Homework 5
Design and implement a database from existing data.
This homework is worth 75 points.
Goals: When you finish this homework you should be able to:
- Determine dependencies in a set of data.
- Normalize a given set of data.
- Using MySQL create associated tables and populated those tables with data.
- Use SQL queries to explore a dataset.
- Employ scripts to execute MySQL commands.
Assignment
For this assignment you will use data in the file /home/CS/dbennett/DB_HW5/HW5Dataset. This file is located on the system and has read permission for all users. You are encouraged to reference the copy in my directory and not make new copies of this data.
The file contains movie ratings from Movie Lens, which I have modified. Each line in the file contains a user's rating for a movie. The format of the line is as follows:
- Rater's First name
- Rater's Last Name
- Rater's Age
- Rater's Gender (M,F)
- Rater's Occupation
- Movie Title
- Movie Release Date
- Movie Genre, this is a comma separated list.
- The user's movie rating (1-5)
The fields in this file are separated by a vertical bar (|), which is not part of the data.
The following are the first four lines in the file:
Caleb|Cross|49|M|Writer|Kolya |24-Jan-1997|Comedy|3
Ester|Barr|39|F|Executive|L.A. Confidential |01-Jan-1997|Crime,Film-Noir,Mystery,Thriller|3
Blake|Leach|25|M|Writer|Heavyweights |01-Jan-1994|Children's,Comedy|1
Stephan|Villarreal|28|M|Technician|Legends of the Fall |01-Jan-1994|Drama,Romance,War,Western|2
The Genre field is problematic for our level of knowledge. You may solve this problem several ways, including a program to prepossess the data file, a collection of queries to deal with this data, or other commands. Acceptable, but not preferred, is to allow this multi-value dependency to exist in your final database. You must, however, deal with this data in your design.
Using the techniques discussed in chapters 1-4, create a database in BCNF to represent this data. These files must be in your personal database in MySQL on the CSCS313Lin machine. Document each stage of this process, including:
- Identify the dependencies in the data
- List any assumptions you made.
- Compose a list of questions which you could ask the client to resolve ambiguity and verify that your assumptions are correct.
- Provide one or more scripts which transform your data from the raw file to your final database.
Your client wishes to provide information about the rating of movies. To demonstrate this, create queries to answer the following questions (using your normalized database, not the raw data file)
- How many individuals provided ratings?
- Were there any two raters with the same name?
- What is the top rated movie?
- What was the top rated war movie among men?
- What was the top rated comedy among women who were less than 30?
- What was the move that Doctors enjoyed the most?
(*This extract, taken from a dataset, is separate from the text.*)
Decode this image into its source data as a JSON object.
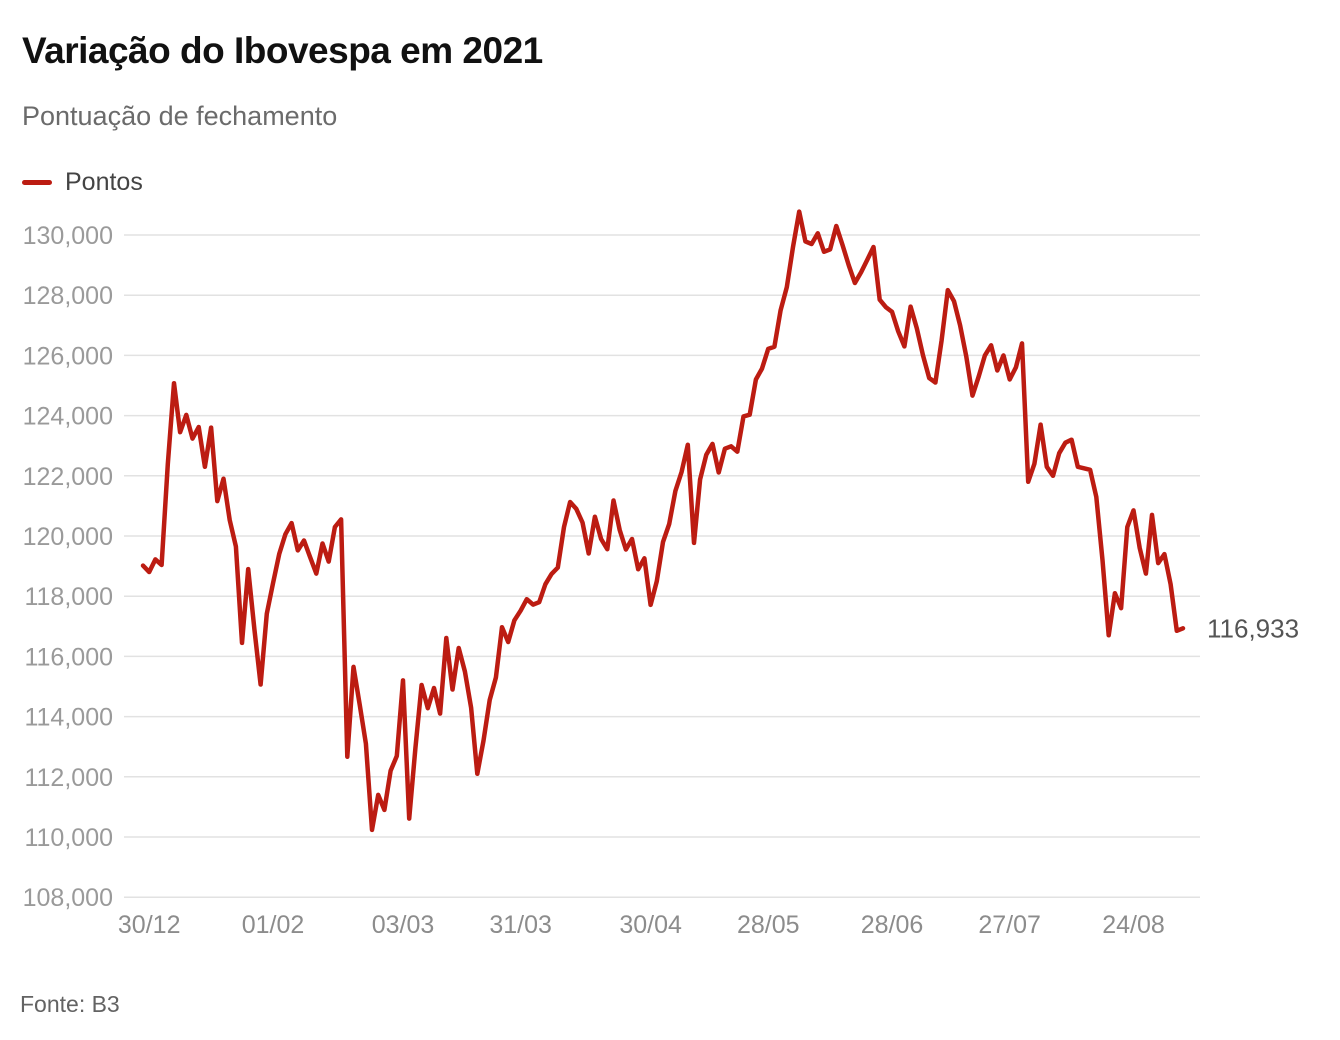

- List the top 5 rated movies
- What occupation provides the fewest number of ratings?
- What user provided the most/fewest ratings?
Report
You must provide the following documentation in the form of a written report:
- A formal description of the final database, include an overview of the data and the final product.
- Identify any errors you discover in the data.
- The list of data dependencies
- The list of assumptions.
- The list of questions.
- The database schema.
- Documentation on how you handled the Genre problem.
- The answers, along with the SQL queries to produce these answers to the listed questions.
The following should be placed in an appendix of your report:
- The scripts to create the databases. (These should be documented with comments
- Examples of each table (First 5 lines)
I have access to your MySQL database, so I will examine your final set of tables when I grade this project.
Submission
Your answers must be typed. Print out the report and turn it in by class time on the due date. Keep the tables associated with this database on the MySQL server for the class until you receive feedback for this assignment.